Em meio à queda de fiéis nas últimas décadas, o primeiro pontífice sul-americano prega humildade para aproximar Igreja dos devotos. Dados do IBGE mostram que em 1970 o número de católicos era de 91,8% da população. No último censo, o percentual reduziu para 64,6%

Vale do Taquari – O papa Francisco desembarcou ontem no país para uma das maiores missões da Igreja Católica: tentar aproximar as novas gerações da vida religiosa e estancar a diminuição do número de católicos. Na Jornada Mundial da Juventude (JMJ) fica uma semana em contato com os peregrinos.

Com a promessa de uma Igreja mais simples, em favor dos pobres e próxima do Evangelho, o ex-arcebispo de Buenos Aires, Jorge Mario Bergoglio, deve atrair dois milhões de pessoas ao Rio de Janeiro. Uma demonstração de poder no país com maior número de católicos no mundo, mas enfraquecido pelo distanciamento entre instituição e sociedade moderna.

pNos 36 municípios do Vale do Taquari, conforme o censo 2010, são mais de 247 mil católicos. Frente ao total da população (327,5 mil) representam 75,4% dos habitantes.

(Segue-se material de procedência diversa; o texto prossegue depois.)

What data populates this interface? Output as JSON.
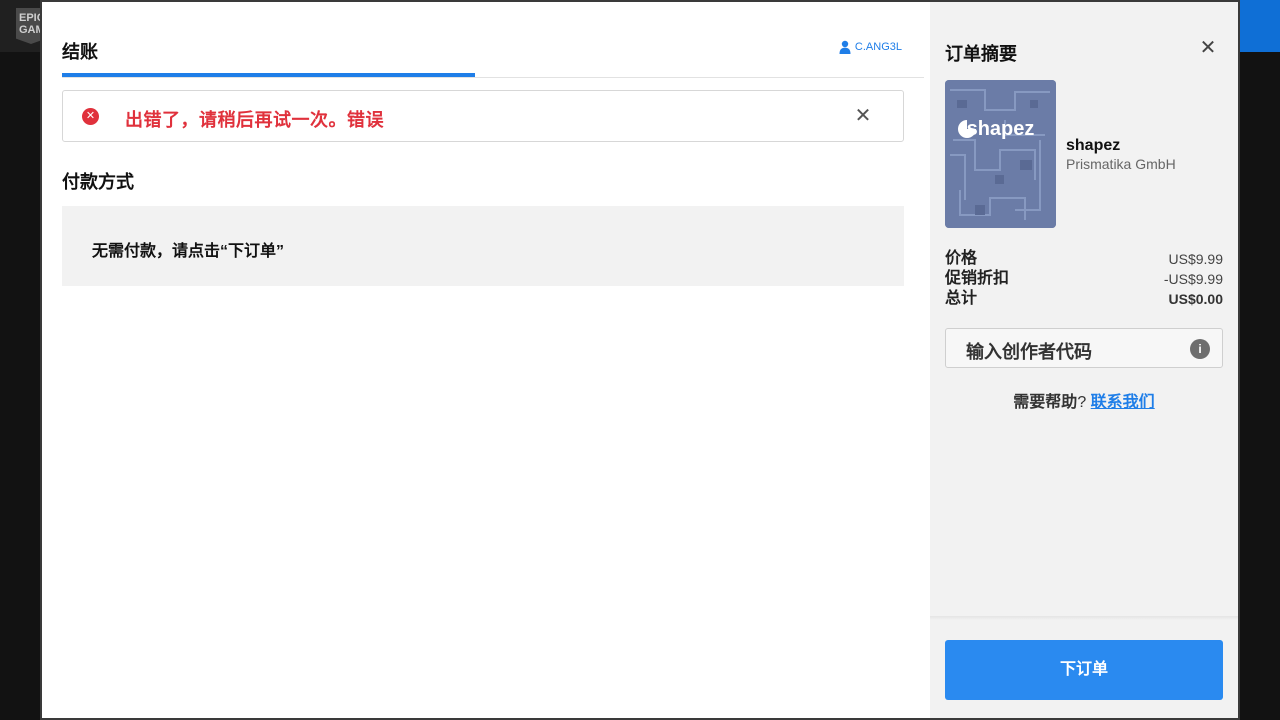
{
  "background": {
    "logo_text": "EPIC GAMES"
  },
  "checkout": {
    "tab_title": "结账",
    "account_name": "C.ANG3L",
    "error": {
      "message": "出错了，请稍后再试一次。错误",
      "close_icon": "close-icon"
    },
    "section_title": "付款方式",
    "payment_note": "无需付款，请点击“下订单”"
  },
  "summary": {
    "title": "订单摘要",
    "close_icon": "close-icon",
    "product": {
      "cover_text": "shapez",
      "name": "shapez",
      "developer": "Prismatika GmbH"
    },
    "price_rows": [
      {
        "label": "价格",
        "value": "US$9.99"
      },
      {
        "label": "促销折扣",
        "value": "-US$9.99"
      },
      {
        "label": "总计",
        "value": "US$0.00"
      }
    ],
    "creator_code_placeholder": "输入创作者代码",
    "help_prefix": "需要帮助",
    "help_qmark": "?",
    "help_link": "联系我们",
    "place_order": "下订单"
  },
  "colors": {
    "accent": "#1f7ee8",
    "error": "#e0313c",
    "button": "#2a8af0"
  }
}
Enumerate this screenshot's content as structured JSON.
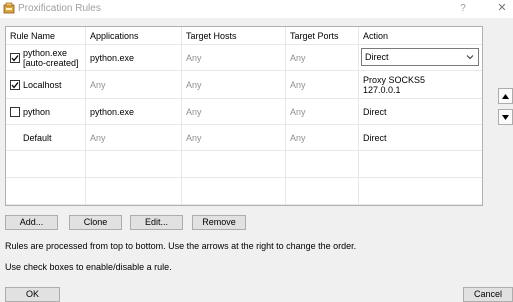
{
  "window": {
    "title": "Proxification Rules",
    "help_glyph": "?",
    "close_glyph": "✕"
  },
  "table": {
    "columns": [
      "Rule Name",
      "Applications",
      "Target Hosts",
      "Target Ports",
      "Action"
    ],
    "rows": [
      {
        "checked": true,
        "name_line1": "python.exe",
        "name_line2": "[auto-created]",
        "applications": "python.exe",
        "target_hosts": "Any",
        "target_ports": "Any",
        "action": "Direct",
        "selected": true
      },
      {
        "checked": true,
        "name": "Localhost",
        "applications": "Any",
        "target_hosts": "Any",
        "target_ports": "Any",
        "action_line1": "Proxy SOCKS5",
        "action_line2": "127.0.0.1"
      },
      {
        "checked": false,
        "name": "python",
        "applications": "python.exe",
        "target_hosts": "Any",
        "target_ports": "Any",
        "action": "Direct"
      },
      {
        "checkbox": false,
        "name": "Default",
        "applications": "Any",
        "target_hosts": "Any",
        "target_ports": "Any",
        "action": "Direct"
      }
    ]
  },
  "side_buttons": {
    "up_icon": "arrow-up",
    "down_icon": "arrow-down"
  },
  "buttons": {
    "add": "Add...",
    "clone": "Clone",
    "edit": "Edit...",
    "remove": "Remove"
  },
  "info": {
    "line1": "Rules are processed from top to bottom. Use the arrows at the right to change the order.",
    "line2": "Use check boxes to enable/disable a rule."
  },
  "footer": {
    "ok": "OK",
    "cancel": "Cancel"
  },
  "colors": {
    "disabled_text": "#909090",
    "title_text": "#a0a0a0"
  }
}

Dado superior à pesquisa do Datafolha realizada em junho. O estudo aponta que 57% dos brasileiros maiores de 16 anos declararam católicos. É o menor índice da história. Em levantamento semelhante, realizada em 2007, o percentual apontou 64%. Em 1994, eles eram 75%.

Ao passo que poucos fiéis vão às missas e colaboram com o dízimo, os templos correm riscos de desabar. Nas comunidades do interior do Vale do Taquari, prédios centenários sofrem com a ação do tempo.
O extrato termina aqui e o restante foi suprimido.